Having determined it was most prudent to remain on the offensive, he began to consider his options. Rocky Mount, now reinforced, was clearly unassailable, but the nearby post of Hanging Rock was defended by only 250 men [12]. The post at Hanging Rock was "very weak," because "the principle part of their troops" had been sent to reinforce Rocky Mount [13]. Moreover, Hanging Rock, he realized, was “of very great consequence” to the British. If Hanging Rock fell, Rocky Mount would have to be abandoned, and the central part of the state would be accessible to the Americans [14]. The British realized this, too, and they ensured that Hanging Rock was not vulnerable [15]. Before Sumter could strike, the post would receive a large reinforcement.
Notes:
1. General Richard Winn's Notes -- 1780, transcribed by Will Graves. (See here for images of the original document).

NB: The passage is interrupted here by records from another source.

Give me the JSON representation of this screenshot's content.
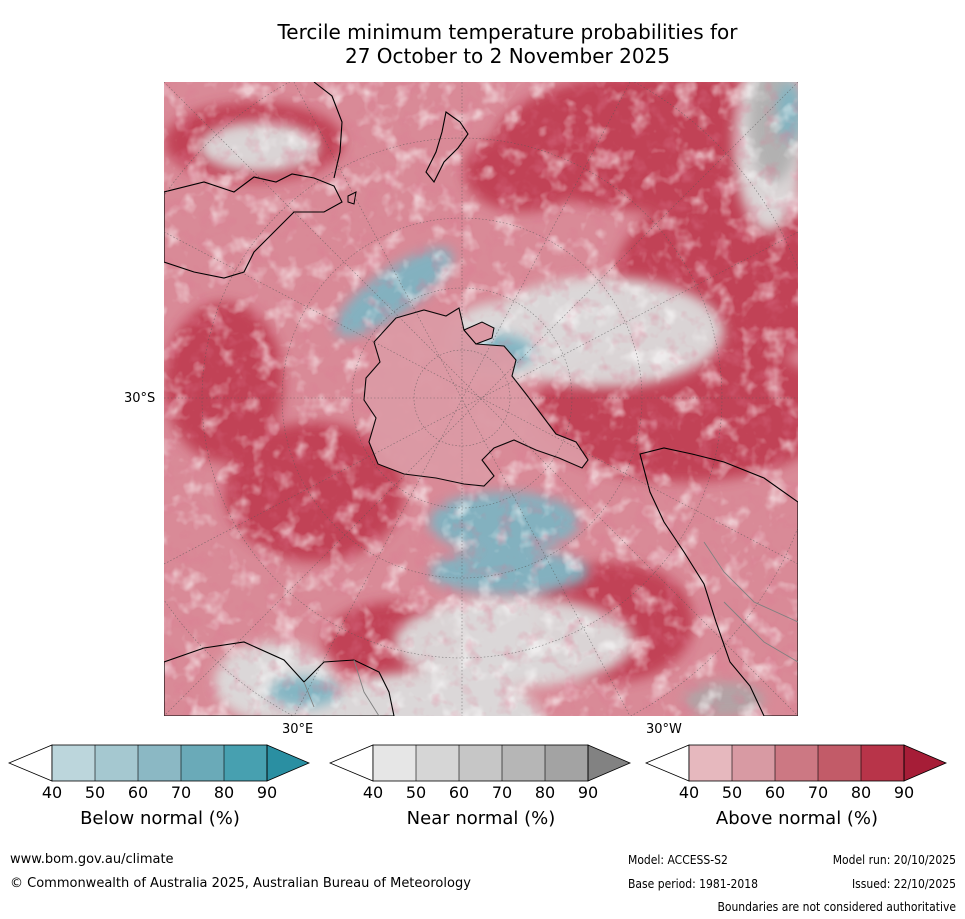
{
  "title_line1": "Tercile minimum temperature probabilities for",
  "title_line2": "27 October to 2 November 2025",
  "map": {
    "projection": "south-polar-stereographic",
    "lat_label": "30°S",
    "lon_label_east": "30°E",
    "lon_label_west": "30°W"
  },
  "colorbars": [
    {
      "label": "Below normal (%)",
      "ticks": [
        "40",
        "50",
        "60",
        "70",
        "80",
        "90"
      ],
      "colors": [
        "#bcd6dc",
        "#a5c8d0",
        "#8bb8c4",
        "#6aaab8",
        "#47a0b0",
        "#2a8fa2"
      ]
    },
    {
      "label": "Near normal (%)",
      "ticks": [
        "40",
        "50",
        "60",
        "70",
        "80",
        "90"
      ],
      "colors": [
        "#e6e6e6",
        "#d6d6d6",
        "#c6c6c6",
        "#b6b6b6",
        "#a3a3a3",
        "#828282"
      ]
    },
    {
      "label": "Above normal (%)",
      "ticks": [
        "40",
        "50",
        "60",
        "70",
        "80",
        "90"
      ],
      "colors": [
        "#e6b8be",
        "#d89aa3",
        "#cc7883",
        "#c25b68",
        "#b83449",
        "#a61d37"
      ]
    }
  ],
  "footer": {
    "website": "www.bom.gov.au/climate",
    "copyright": "© Commonwealth of Australia 2025, Australian Bureau of Meteorology",
    "model": "Model: ACCESS-S2",
    "base_period": "Base period: 1981-2018",
    "model_run": "Model run: 20/10/2025",
    "issued": "Issued: 22/10/2025",
    "disclaimer": "Boundaries are not considered authoritative"
  }
}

2. Letter from Thomas Sumter to Thomas Pinckney, August 9, 1780.
3. For the circumstances in which the British learned of this attack, and their initial reaction to it, see the letter from Francis Rawdon to Charles Cornwallis, July 31, 1780. (In William T. Sherman, 2009, Calendar and Record of the Revolutionary War in the South: 1780-1781. 6th Ed).
4. Winn, ibid. Winn claims that this event occurred on Tuesday, August 2nd, but Tuesday was the 1st. Similarly, his account has the correct day of the week, but the wrong date, for the battles of Rocky Mount and Hanging Rock.
5. Ibid.
6. Ibid.
7. The pension application of John Whelchel, transcribed by Will Graves. Whelchel served in Thomas Brandon’s regiment.
8. Winn's notes. Whelchel also referred to the capture and hanging of the two men.
9. This is claimed by several sources. See Winn’s memoir, Lieutenant-Colonel Banastre Tarleton’s A History of the Campaigns of 1780 and 1781, Joseph Graham's papers, and the pension application of John Whelchel.
10. Tarleton, ibid.
11. Graham, ibid.
12. See this intelligence report.
13. Letter from Thomas Polk to Thomas Pinckney, August 6, 1780.
14. Letter from Thomas Sumter to Thomas Pinckney, August 9, 1780. William Davie claimed that the loss of Hanging Rock would cause the abandonment of Rocky Mount. See The Revolutionary War Sketches of William R. Davie [extract]. Davie's account also appears in, John H. Wheeler (1851). Historical Sketches of North Carolina from 1584 to 1851, Vol. 1.
15. Letter from Charles Cornwallis to George Germain, August 20, 1780.